Один из бойцов притащил в охапке огромный белый сверток. Он бросил его на землю у моих ног; из свертка вывалились связки чулок. Я поднял растрепанную связку и подошел к Сердобинскому.
— Тебе нужны чулки? На, возьми. Бери, бери, не бойся…
Сердобинский обеими руками отталкивал от себя чулки. Не брал. Тогда Чертыханов, направив на него автомат, прикрикнул:
— Бери, коль приказывают!..
И Сердобинский стал хватать у меня из рук чулки и торопливо засовывать себе за пазуху, в карманы, не сознавая того, что делает. И говорил, говорил при этом, жалко, просительно улыбаясь.
Кто-то из бойцов, стоящих сзади меня, тихо засмеялся.
— А теперь выходи, — сказал я Сердобинскому.
Он замер, спиной прижавшись к стене.
— Нет, — проговорил он, ужасаясь. — Нет!.. Я не выйду. Не выйду!
— Выходи, — повторил я.
— Не выйду! Что ты хочешь со мной сделать? — Он схватился за локоть Ирины. — Скажи ему, чтобы он меня не трогал!..
— Вышвырните его, — приказал я бойцам.
— Ты мне мстишь! — выкрикнул Сердобинский истерично. — Простить не можешь Ирины!
Чертыханов с Мартыновым, подойдя, взяли его за плечи и вытащили из толпы, поставили на ноги.
— Иди, — сказал Чертыханов зло.
— Идти? Куда мне идти? — Сердобинский, недоуменно мигая, вертел головой, спрашивая то Чертыханова, то Мартынова: — Куда мне идти? Что вы хотите со мной сделать?..
— Туда иди. — Прокофий махнул рукой в сторону ворот. — Иди, говорят тебе. Пока жив! — И подтолкнул его прикладом автомата. — Пошел!..
Сердобинский, испуганно оборачиваясь, сделал сперва несколько неуверенных шагов, как бы крадучись, на полусогнутых ногах. Затем припустился к воротам. Из карманов его свисали и болтались длинные желтые ленты шелковых чулок.
Я обернулся к остальным.
— Вон отсюда! — крикнул я. — Чтоб духу вашего здесь не было. Вон!

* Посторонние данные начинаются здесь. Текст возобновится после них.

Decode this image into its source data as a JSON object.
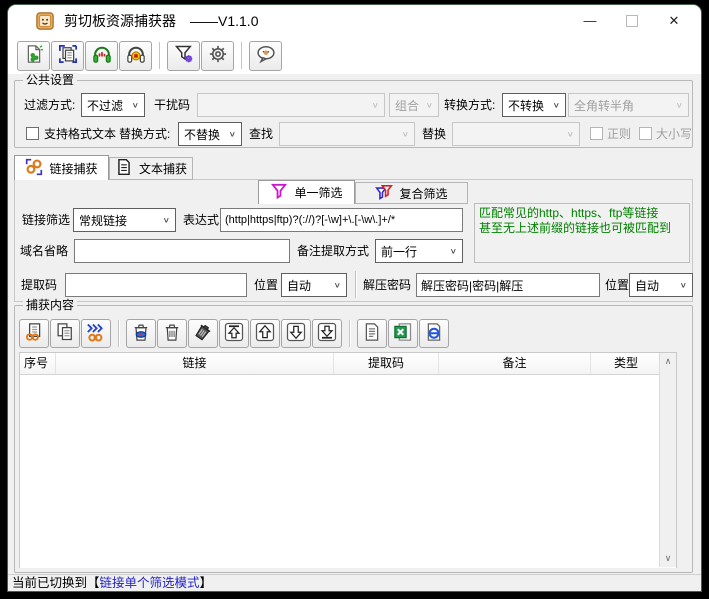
{
  "titlebar": {
    "app_name": "剪切板资源捕获器",
    "version": "——V1.1.0",
    "minimize_glyph": "—",
    "close_glyph": "✕"
  },
  "main_toolbar": {
    "buttons": [
      "new-document",
      "paste-copy",
      "monitor-on",
      "monitor-off",
      "filter-settings",
      "settings",
      "about-message"
    ]
  },
  "common_settings": {
    "title": "公共设置",
    "filter_mode_label": "过滤方式:",
    "filter_mode_value": "不过滤",
    "noise_code_label": "干扰码",
    "noise_code_value": "",
    "combine_value": "组合",
    "convert_mode_label": "转换方式:",
    "convert_mode_value": "不转换",
    "width_convert_value": "全角转半角",
    "rich_text_checkbox_label": "支持格式文本",
    "replace_mode_label": "替换方式:",
    "replace_mode_value": "不替换",
    "find_label": "查找",
    "find_value": "",
    "replace_label": "替换",
    "replace_value": "",
    "regex_checkbox_label": "正则",
    "case_checkbox_label": "大小写"
  },
  "capture_tabs": {
    "link_tab": "链接捕获",
    "text_tab": "文本捕获"
  },
  "filter_tabs": {
    "single": "单一筛选",
    "composite": "复合筛选"
  },
  "link_panel": {
    "link_filter_label": "链接筛选",
    "link_filter_value": "常规链接",
    "expression_label": "表达式",
    "expression_value": "(http|https|ftp)?(://)?[-\\w]+\\.[-\\w\\.]+/*",
    "hint_line1": "匹配常见的http、https、ftp等链接",
    "hint_line2": "甚至无上述前缀的链接也可被匹配到",
    "domain_omit_label": "域名省略",
    "domain_omit_value": "",
    "note_mode_label": "备注提取方式",
    "note_mode_value": "前一行",
    "extract_code_label": "提取码",
    "extract_code_value": "",
    "position1_label": "位置",
    "position1_value": "自动",
    "unzip_label": "解压密码",
    "unzip_value": "解压密码|密码|解压",
    "position2_label": "位置",
    "position2_value": "自动"
  },
  "capture_content": {
    "title": "捕获内容",
    "toolbar_buttons": [
      "copy-link",
      "copy-all",
      "open-links",
      "delete-link",
      "delete-row",
      "clear-all",
      "move-top",
      "move-up",
      "move-down",
      "move-bottom",
      "export-text",
      "export-excel",
      "export-html"
    ],
    "table": {
      "columns": [
        "序号",
        "链接",
        "提取码",
        "备注",
        "类型"
      ],
      "rows": []
    }
  },
  "statusbar": {
    "prefix": "当前已切换到【",
    "mode": "链接单个筛选模式",
    "suffix": "】"
  },
  "icons": {
    "chevron_down": "∨",
    "scroll_up": "∧",
    "scroll_down": "∨"
  },
  "colors": {
    "hint_text": "#008000",
    "status_mode": "#2222cc",
    "chain_orange": "#e07818",
    "funnel_magenta": "#c818c8",
    "excel_green": "#1f9c4d"
  }
}
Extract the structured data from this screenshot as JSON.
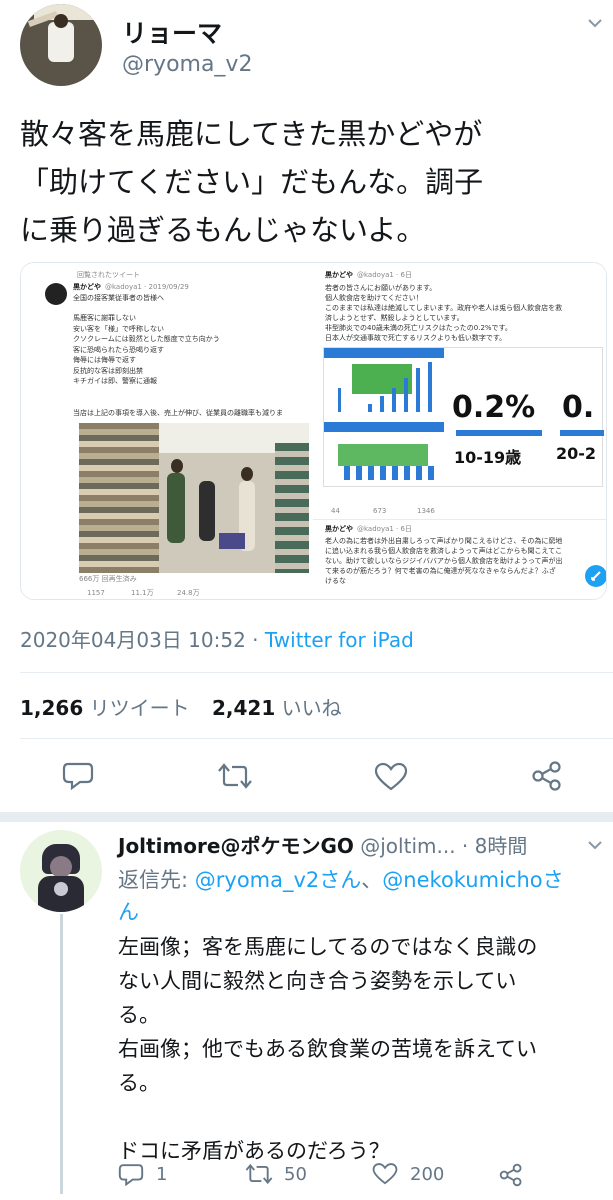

И люди, будто листья, подхваченные ветром, вскочили и кинулись со двора.
Первым, запрокинув голову, выставив острый кадык на длинной верблюжьей шее, рысил кассир Кондратьев.
У железных решетчатых ворот остановились, молчаливо, с ожесточением отталкивая друг друга и пробиваясь на волю.
Чертыханов с осуждением покачал головой.
— До чего же неорганизованный народец, как овцы! — Подумав немного, добавил: — Впрочем, когда смерть подойдет вплотную и положит костлявую руку на плечо, тут не только побежишь — полетишь. Крыльев нет, а взлетишь, как по нотам. Товарищ капитан, разрешите навести порядок?..
Сержант Мартынов сердито спросил часовщика, который с тихой улыбкой наблюдал за давкой у ворот.
— А ты почему не бежишь? Ишь прогуливается, храбрец какой…
— Я не храбрец, — сказал человек в длинном пальто. — Не буду хвастаться. Я старик и потому кое-что вижу больше и глубже другого… Я понял, что этот молодой капитан — человек мужественный. А мужественный человек никогда не бывает жестоким. — И тихо поплелся к выходу.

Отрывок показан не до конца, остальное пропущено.